Reasons For The Five To Twelve Age Range Average
There are a lot of reasons for this. The CDC may recommend vaccination in children older than six months, but this may not be the best course of action if their health isn’t already up to par. Especially in situations where extreme poverty plays a role, vaccination should wait a little while. With vaccination, a subject is exposed to an inert antigen designed to stimulate an immune system response. This response comes in the form of a pseudo-illness that can last anywhere from several hours to several days. If a child is already sick when an inoculation is administered, this could compound existing stress on their developing immune system. At such an early age, the net result of such stress could be worse complications down the line. Know your child before you vaccinate, and when you do decide to go this route, be sure that they are in peak health. The pseudo-illness following a vaccination goes away soon in good health, but can worsen existing conditions. Other reasons people often vaccinate during this age range include:
- A Child’s Introduction To Public School
- Monetary Considerations
- Maturity Of Child In Question
- Availability Of Vaccination Options
The Importance Of Protecting Yourself And Loved Ones From Influenza
Every year in the United States, over 55,000 people die from complications whose root is ultimately the influenza virus. The official statistic says “influenza/pneumonia”. The reason it’s listed this way has to do with the almost symbiotic relationship between these two illnesses. Influenza in a very young or very old immune system can weaken the body such that other conditions like pneumonia eventually set up residence. Usually it isn’t influenza itself that kills people, but complications which result from the condition. Preparedness actions related to preventing influenza include vaccinations, but there are also a number of other remedies you can use should vaccinations no longer be available in your area.
Firstly, eating healthy always has a place on the doctor’s recommendation list.

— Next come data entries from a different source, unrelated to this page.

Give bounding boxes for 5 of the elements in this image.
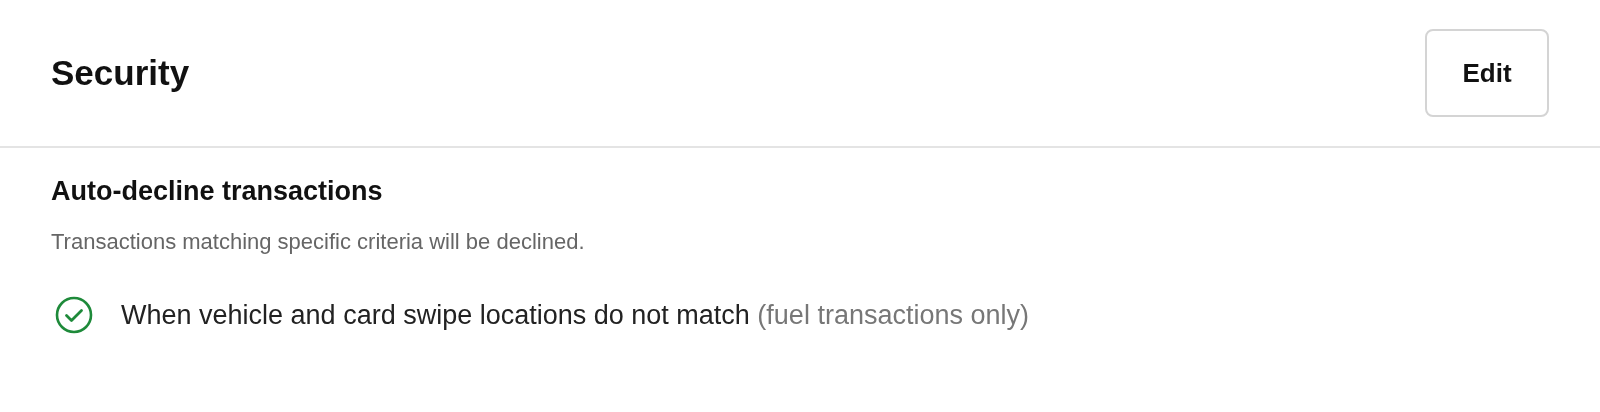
rule-text: When vehicle and card swipe locations do not match (fuel transactions only) xyxy=(121,299,1029,331)
description: Transactions matching specific criteria will be declined. xyxy=(51,229,586,255)
section-title: Security xyxy=(51,53,190,93)
subsection-title: Auto-decline transactions xyxy=(51,176,384,207)
edit-button[interactable]: Edit xyxy=(1425,29,1549,117)
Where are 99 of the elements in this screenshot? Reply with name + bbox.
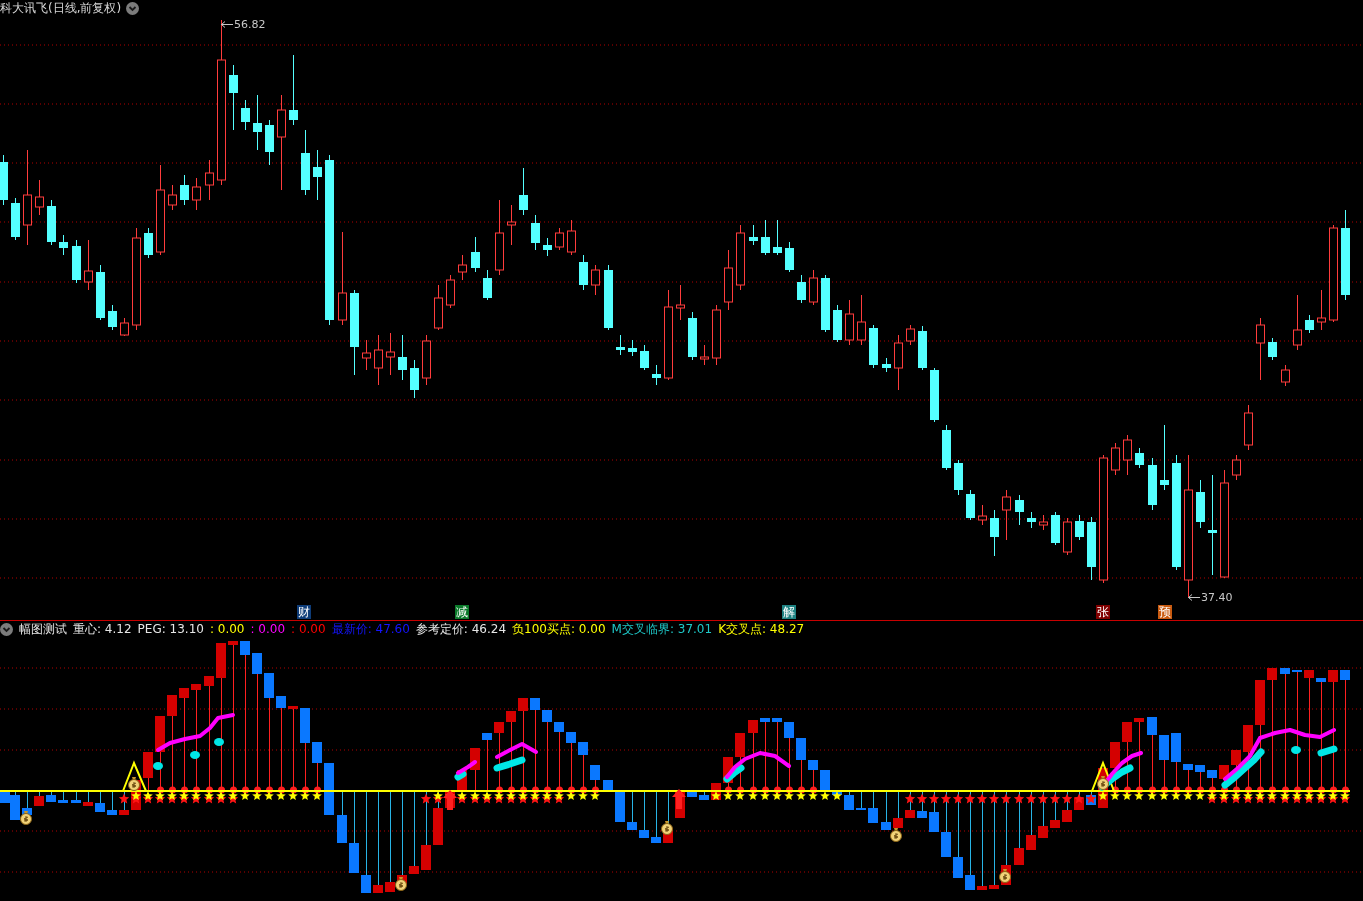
indicator-bar [735,733,745,794]
money-bag-icon [999,869,1011,883]
indicator-reading: : 0.00 [291,622,326,637]
indicator-bar [1183,764,1193,794]
indicator-bar [627,790,637,830]
indicator-bar [143,752,153,792]
indicator-bar [723,757,733,794]
indicator-bar [639,790,649,838]
money-bag-icon [20,811,32,825]
indicator-reading: M交叉临界: 37.01 [611,622,713,637]
indicator-bar [796,738,806,794]
event-tag: 解 [782,605,796,619]
indicator-bar [457,770,467,792]
indicator-bar [651,790,661,843]
lower-curve [454,770,467,781]
indicator-bar [58,790,68,803]
indicator-reading: 最新价: 47.60 [331,622,410,637]
indicator-bar [71,790,81,803]
indicator-reading: PEG: 13.10 [137,622,204,637]
indicator-bar [784,722,794,794]
indicator-bar [1207,770,1217,794]
event-tag: 张 [1096,605,1110,619]
indicator-bar [578,742,588,794]
dot-marker [190,751,200,759]
indicator-bar [554,722,564,794]
money-bag-icon [661,821,673,835]
indicator-bar [312,742,322,794]
money-bag-icon [395,877,407,891]
indicator-reading: 重心: 4.12 [73,622,132,637]
event-tag: 减 [455,605,469,619]
indicator-bar [482,733,492,792]
price-label: 56.82 [234,18,266,31]
dot-marker [153,762,163,770]
dot-marker [214,738,224,746]
indicator-bar [1122,722,1132,794]
indicator-bar [699,790,709,800]
dropdown-icon[interactable] [0,623,13,636]
indicator-reading: 负100买点: 0.00 [512,622,606,637]
indicator-reading: : 0.00 [250,622,286,637]
indicator-reading: 参考定价: 46.24 [415,622,507,637]
indicator-bar [687,791,697,797]
event-tag: 预 [1158,605,1172,619]
upper-curve [495,742,538,759]
indicator-bar [1038,790,1048,838]
indicator-bar [1195,765,1205,794]
lower-curve [493,756,526,772]
indicator-bar [893,790,903,828]
indicator-bar [1062,790,1072,822]
indicator-bar [856,790,866,810]
indicator-bar [808,760,818,794]
indicator-bar [1243,725,1253,794]
indicator-bar [119,790,129,815]
indicator-bar [566,732,576,794]
indicator-bar [337,790,347,843]
indicator-bar [590,765,600,794]
indicator-bar [1110,742,1120,794]
indicator-bar [929,790,939,832]
up-arrow-icon [672,789,686,809]
indicator-bar [603,780,613,792]
dropdown-icon[interactable] [126,2,140,15]
indicator-bar [941,790,951,857]
indicator-bar [1050,790,1060,828]
indicator-bar [615,791,625,822]
indicator-bar [844,790,854,810]
indicator-bar [1171,733,1181,794]
lower-curve [723,764,745,783]
indicator-bar [868,790,878,823]
event-tag: 财 [297,605,311,619]
chart-title: 科大讯飞(日线,前复权) [0,1,122,16]
lower-curve [1221,748,1265,789]
dot-marker [1291,746,1301,754]
indicator-bar [107,790,117,815]
indicator-bar [820,770,830,792]
indicator-title: 幅图测试 [19,622,67,637]
upper-curve [456,760,477,775]
indicator-bar [881,790,891,830]
indicator-bar [494,722,504,794]
indicator-bar [34,790,44,806]
leader-arrow [1188,594,1200,601]
indicator-bar [1159,735,1169,794]
money-bag-icon [890,828,902,842]
indicator-bar [905,790,915,818]
money-bag-icon [1097,776,1109,790]
leader-arrow [221,21,233,28]
indicator-bar [324,763,334,815]
upper-curve [725,751,791,779]
indicator-bar [917,790,927,818]
money-bag-icon [128,777,140,791]
price-label: 37.40 [1201,591,1233,604]
indicator-bar [95,790,105,812]
indicator-reading: K交叉点: 48.27 [718,622,805,637]
lower-curve [1317,745,1338,757]
indicator-bar [470,748,480,792]
indicator-bar [83,790,93,806]
indicator-bar [46,790,56,802]
indicator-bar [1026,790,1036,850]
indicator-bar [1219,765,1229,794]
lower-curve [1098,764,1134,791]
indicator-reading: : 0.00 [209,622,245,637]
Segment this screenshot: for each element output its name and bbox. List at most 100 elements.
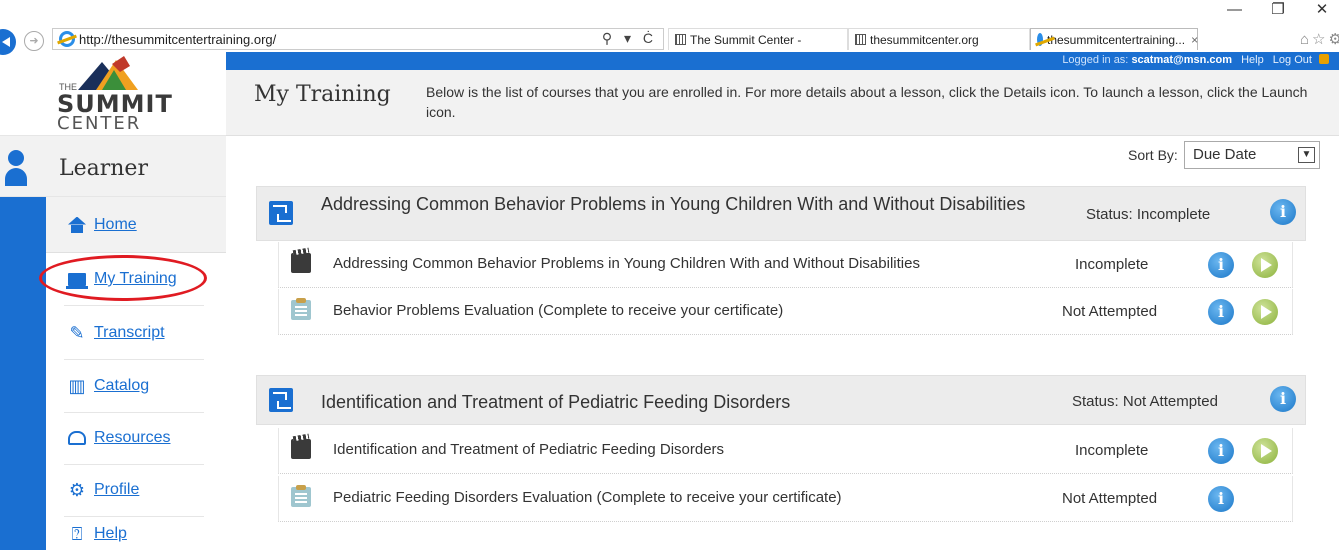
sidebar-item-label[interactable]: Home <box>94 216 137 234</box>
course-logo-icon <box>269 201 293 225</box>
sort-label: Sort By: <box>1128 147 1178 163</box>
chevron-down-icon[interactable]: ▼ <box>1298 147 1315 163</box>
tab-summitcentertraining[interactable]: thesummitcentertraining... × <box>1030 28 1198 50</box>
tab-summit-center[interactable]: The Summit Center - <box>668 28 848 50</box>
person-icon <box>0 150 30 190</box>
course-title: Identification and Treatment of Pediatri… <box>321 392 791 412</box>
lesson-row: Addressing Common Behavior Problems in Y… <box>278 242 1293 288</box>
page-icon <box>855 34 866 45</box>
mountain-logo-icon <box>78 56 138 90</box>
tab-label: thesummitcentertraining... <box>1047 32 1186 47</box>
lesson-title: Behavior Problems Evaluation (Complete t… <box>333 302 784 319</box>
lesson-row: Identification and Treatment of Pediatri… <box>278 428 1293 474</box>
close-window-button[interactable]: ✕ <box>1315 0 1329 22</box>
details-info-icon[interactable]: i <box>1208 486 1234 512</box>
divider <box>64 359 204 360</box>
browser-chrome: — ❐ ✕ ➜ http://thesummitcentertraining.o… <box>0 0 1339 55</box>
sort-value: Due Date <box>1193 146 1257 163</box>
course-status: Status: Incomplete <box>1086 206 1211 223</box>
sidebar-item-help[interactable]: ⍰ Help <box>46 519 226 549</box>
info-icon[interactable]: i <box>1270 386 1296 412</box>
summit-center-logo[interactable]: THE SUMMIT CENTER <box>0 52 210 134</box>
divider <box>64 516 204 517</box>
search-refresh-icons[interactable]: ⚲ ▾ Ċ <box>602 30 657 47</box>
lock-icon <box>1319 54 1329 64</box>
top-bar: Logged in as: scatmat@msn.com Help Log O… <box>226 52 1339 70</box>
toolbar-icons[interactable]: ⌂☆⚙ <box>1300 30 1339 48</box>
forward-button[interactable]: ➜ <box>24 31 44 51</box>
course-header: Identification and Treatment of Pediatri… <box>256 375 1306 425</box>
minimize-button[interactable]: — <box>1227 0 1242 22</box>
ie-page-icon <box>59 31 75 47</box>
details-info-icon[interactable]: i <box>1208 299 1234 325</box>
lesson-status: Incomplete <box>1075 256 1149 273</box>
video-clapper-icon <box>291 439 311 459</box>
divider <box>64 464 204 465</box>
lesson-status: Not Attempted <box>1062 490 1158 507</box>
launch-play-icon[interactable] <box>1252 299 1278 325</box>
tab-label: The Summit Center - <box>690 32 802 47</box>
lesson-title: Pediatric Feeding Disorders Evaluation (… <box>333 489 842 506</box>
sidebar-item-home[interactable]: Home <box>46 197 226 253</box>
window-controls: — ❐ ✕ <box>1227 0 1329 22</box>
help-icon: ⍰ <box>71 523 83 544</box>
gear-icon: ⚙ <box>68 479 86 500</box>
course-title: Addressing Common Behavior Problems in Y… <box>321 194 1026 214</box>
evaluation-clipboard-icon <box>291 485 311 507</box>
video-clapper-icon <box>291 253 311 273</box>
sidebar-item-catalog[interactable]: ▥ Catalog <box>46 362 226 410</box>
sidebar-item-profile[interactable]: ⚙ Profile <box>46 466 226 514</box>
tab-summitcenter-org[interactable]: thesummitcenter.org <box>848 28 1030 50</box>
sidebar-item-label[interactable]: Resources <box>94 429 170 447</box>
sidebar-item-label[interactable]: Catalog <box>94 377 149 395</box>
info-icon[interactable]: i <box>1270 199 1296 225</box>
transcript-icon: ✎ <box>69 322 85 343</box>
page-icon <box>675 34 686 45</box>
sort-select[interactable]: Due Date ▼ <box>1184 141 1320 169</box>
logo-center: CENTER <box>57 113 142 134</box>
launch-play-icon[interactable] <box>1252 252 1278 278</box>
sidebar-item-label[interactable]: Transcript <box>94 324 165 342</box>
lesson-title: Addressing Common Behavior Problems in Y… <box>333 255 920 272</box>
tab-close-icon[interactable]: × <box>1191 33 1198 47</box>
launch-play-icon[interactable] <box>1252 438 1278 464</box>
lesson-status: Not Attempted <box>1062 303 1158 320</box>
course-logo-icon <box>269 388 293 412</box>
restore-button[interactable]: ❐ <box>1271 0 1285 22</box>
details-info-icon[interactable]: i <box>1208 252 1234 278</box>
lesson-row: Pediatric Feeding Disorders Evaluation (… <box>278 476 1293 522</box>
help-link[interactable]: Help <box>1241 54 1264 66</box>
cloud-icon <box>66 428 88 448</box>
user-email: scatmat@msn.com <box>1131 54 1233 66</box>
sidebar-item-label[interactable]: Profile <box>94 481 139 499</box>
logged-in-label: Logged in as: <box>1062 54 1132 66</box>
divider <box>64 412 204 413</box>
house-icon <box>66 215 88 235</box>
sidebar-nav: Home My Training ✎ Transcript ▥ Catalog … <box>46 197 226 550</box>
page-header: My Training Below is the list of courses… <box>226 70 1339 136</box>
sidebar-item-transcript[interactable]: ✎ Transcript <box>46 309 226 357</box>
course-header: Addressing Common Behavior Problems in Y… <box>256 186 1306 241</box>
ie-page-icon <box>1037 33 1043 46</box>
page-description: Below is the list of courses that you ar… <box>426 84 1308 120</box>
details-info-icon[interactable]: i <box>1208 438 1234 464</box>
catalog-icon: ▥ <box>68 375 86 396</box>
sidebar-accent-bar <box>0 197 46 550</box>
sidebar-item-resources[interactable]: Resources <box>46 414 226 462</box>
lesson-status: Incomplete <box>1075 442 1149 459</box>
page-title: My Training <box>254 82 391 107</box>
tab-strip: The Summit Center - thesummitcenter.org … <box>668 28 1198 50</box>
login-info: Logged in as: scatmat@msn.com Help Log O… <box>1062 54 1329 66</box>
sidebar-item-label[interactable]: Help <box>94 525 127 543</box>
learner-title: Learner <box>59 156 148 181</box>
course-status: Status: Not Attempted <box>1072 393 1218 410</box>
lesson-row: Behavior Problems Evaluation (Complete t… <box>278 289 1293 335</box>
logout-link[interactable]: Log Out <box>1273 54 1312 66</box>
divider <box>64 305 204 306</box>
address-bar[interactable]: http://thesummitcentertraining.org/ ⚲ ▾ … <box>52 28 664 50</box>
evaluation-clipboard-icon <box>291 298 311 320</box>
learner-section-header: Learner <box>0 135 226 197</box>
tab-label: thesummitcenter.org <box>870 32 979 47</box>
lesson-title: Identification and Treatment of Pediatri… <box>333 441 725 458</box>
address-url[interactable]: http://thesummitcentertraining.org/ <box>79 32 276 47</box>
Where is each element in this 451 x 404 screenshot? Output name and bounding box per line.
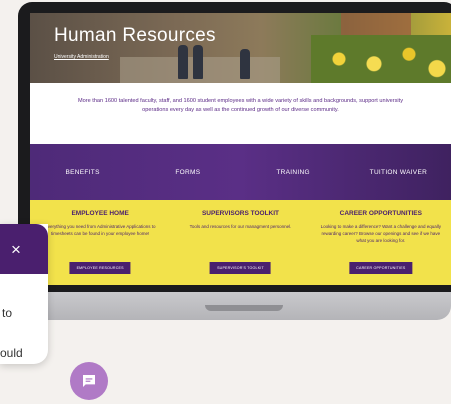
page-title: Human Resources bbox=[54, 25, 216, 46]
hero-flowers bbox=[311, 35, 451, 83]
card-career-opportunities: CAREER OPPORTUNITIES Looking to make a d… bbox=[311, 200, 451, 285]
laptop-screen: Human Resources University Administratio… bbox=[30, 13, 451, 285]
close-icon[interactable]: × bbox=[11, 241, 21, 258]
card-supervisors-toolkit: SUPERVISORS TOOLKIT Tools and resources … bbox=[170, 200, 310, 285]
feature-cards: EMPLOYEE HOME Everything you need from A… bbox=[30, 200, 451, 285]
nav-tuition-waiver[interactable]: TUITION WAIVER bbox=[346, 169, 451, 176]
chat-launcher-button[interactable] bbox=[70, 362, 108, 400]
chat-message-text: to bbox=[2, 306, 13, 320]
chat-bubble-icon bbox=[83, 375, 95, 387]
hero-person bbox=[178, 45, 188, 79]
card-title: SUPERVISORS TOOLKIT bbox=[201, 210, 280, 217]
breadcrumb-link[interactable]: University Administration bbox=[54, 54, 109, 60]
chat-message-text: ould bbox=[0, 346, 23, 360]
supervisors-toolkit-button[interactable]: SUPERVISOR'S TOOLKIT bbox=[210, 262, 271, 274]
card-description: Everything you need from Administrative … bbox=[44, 224, 156, 236]
laptop-hinge bbox=[205, 305, 283, 311]
card-description: Tools and resources for our managment pe… bbox=[189, 224, 292, 229]
card-title: EMPLOYEE HOME bbox=[71, 210, 129, 217]
card-employee-home: EMPLOYEE HOME Everything you need from A… bbox=[30, 200, 170, 285]
hero-person bbox=[240, 49, 250, 79]
nav-training[interactable]: TRAINING bbox=[241, 169, 346, 176]
card-title: CAREER OPPORTUNITIES bbox=[339, 210, 422, 217]
employee-resources-button[interactable]: EMPLOYEE RESOURCES bbox=[69, 262, 131, 274]
main-nav: BENEFITS FORMS TRAINING TUITION WAIVER bbox=[30, 144, 451, 200]
chat-header bbox=[0, 224, 48, 274]
nav-benefits[interactable]: BENEFITS bbox=[30, 169, 135, 176]
card-description: Looking to make a difference? Want a cha… bbox=[320, 224, 441, 243]
hero-person bbox=[193, 45, 203, 79]
hero-banner: Human Resources University Administratio… bbox=[30, 13, 451, 83]
career-opportunities-button[interactable]: CAREER OPPORTUNITIES bbox=[349, 262, 413, 274]
nav-forms[interactable]: FORMS bbox=[135, 169, 240, 176]
intro-text: More than 1600 talented faculty, staff, … bbox=[77, 98, 404, 113]
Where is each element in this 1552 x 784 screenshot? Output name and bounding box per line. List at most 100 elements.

Avoid processed foods, get plenty of vitamins, protein, fiber, and other essential nutrients. The healthier you are, the stronger your immune system. To that end, it makes sense to work out as much as is sustainable. Keeping your body in peak condition will likewise aid in facilitating good health. Additionally it is being found that reduction of stress can lead to reduction in susceptibility to illness. What stress does to your DNA is wear down the telomeres holding it together. Think of telomeres like the equivalent of tape at the end of a shoelace; only in this case, the shoelace is your DNA. As the telomeres are worn down by stress, regular bodily function reduces its efficiency. This leaves you wide open to illnesses. There is a reason that depression, sadness, anger, and other high emotional levels of anxiety often result in an individual becoming ill. The body is weakened at the genetic level through improper stress levels. So ensure your child is relatively stressless.